In light of the controversy surrounding NFL quarterback Colin Kaepernick’s decision to sit during the national anthem before a recent preseason game, other black collegiate and professional athletes have taken similar stances to protest this nation’s problems of racial injustice and equality.
According to local news sources, the black members of West Virginia Tech’s Women’s Volleyball Team knelt during the singing of the national anthem, which is a song that was written by Francis Scott Key. Key was an heir to an aristocratic family that was notorious for slave ownership in the state of Maryland.
Before a game on Wednesday (September 7th), the young black women on West Virginia Tech’s female volleyball team duplicated Kaepernick’s example by kneeling during the singing of “The Star Spangled Banner.” Keyonna Morrow is one of the young ladies on the team that made their protest seen and known.

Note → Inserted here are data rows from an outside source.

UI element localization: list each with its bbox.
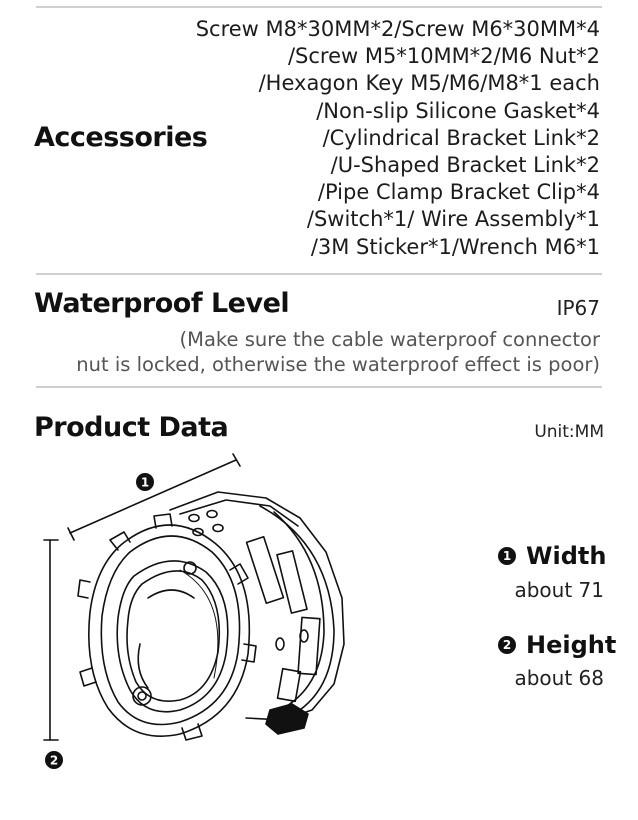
number-marker-2: 2: [498, 636, 516, 654]
accessory-line: /U-Shaped Bracket Link*2: [330, 153, 600, 178]
height-title: Height: [526, 631, 617, 659]
product-line-drawing: [30, 448, 360, 778]
accessory-line: /Switch*1/ Wire Assembly*1: [306, 207, 600, 232]
section-divider: [36, 273, 602, 275]
width-value: about 71: [514, 578, 604, 602]
waterproof-note-line: nut is locked, otherwise the waterproof effect is poor): [76, 353, 600, 376]
accessory-line: /Cylindrical Bracket Link*2: [322, 125, 600, 150]
number-marker-1-text: 1: [140, 475, 150, 490]
waterproof-title: Waterproof Level: [34, 288, 290, 319]
accessory-line: /Non-slip Silicone Gasket*4: [316, 98, 600, 123]
height-label: [498, 631, 616, 659]
width-label: [498, 542, 606, 570]
unit-label: Unit:MM: [534, 422, 604, 442]
accessories-list: [196, 16, 600, 261]
width-title: Width: [526, 542, 607, 570]
accessory-line: /Screw M5*10MM*2/M6 Nut*2: [287, 44, 600, 69]
accessory-line: /3M Sticker*1/Wrench M6*1: [310, 234, 600, 259]
product-data-title: Product Data: [34, 412, 229, 443]
height-value: about 68: [514, 666, 604, 690]
waterproof-note-line: (Make sure the cable waterproof connector: [179, 328, 600, 351]
waterproof-value: IP67: [556, 296, 600, 320]
number-marker-1: 1: [498, 547, 516, 565]
section-divider: [36, 386, 602, 388]
accessory-line: /Hexagon Key M5/M6/M8*1 each: [258, 71, 600, 96]
waterproof-note: [76, 327, 600, 377]
number-marker-2-text: 2: [49, 753, 59, 768]
accessories-title: Accessories: [34, 122, 208, 153]
top-frame-edge: [36, 0, 602, 8]
accessory-line: Screw M8*30MM*2/Screw M6*30MM*4: [195, 17, 600, 41]
accessory-line: /Pipe Clamp Bracket Clip*4: [317, 180, 600, 205]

“[Kaepernick is] exercising his right to choose to sit or stand, so you have to recognize that he’s got that right,” Morrow said in an interview with the local news media. Morrow is also the president of West Virginia Tech’s Black Student Union. Her advocacy for the black student population at her school is very credible.
Morrow is junior at West Virginia Tech and is majoring in athletic coaching education. She believes this nation still has a lot of challenges to face when it comes to eradicating what the great Collin Powell called “the dark vein of intolerance.”
Powell quoted that phrase in a 2013 “Meet the Press” interview where he talked about the rampant racism in the nation’s Republican Party.
“I hope that it just makes people reconsider before they judge someone for something,” Morrow also said. “Everyone should be treated equally, no matter their color age, sex anything,” she continued.
The bravery of Morrow and her fellow black female teammates is very commendable. Young black women like these are privileged to be Division One collegiate athletes, which is the dream of many young girls who are involved in sports.
However, Morrow and her peers have not let their academic and athletic fortune make them forget the widespread injustice being committed in America to this day.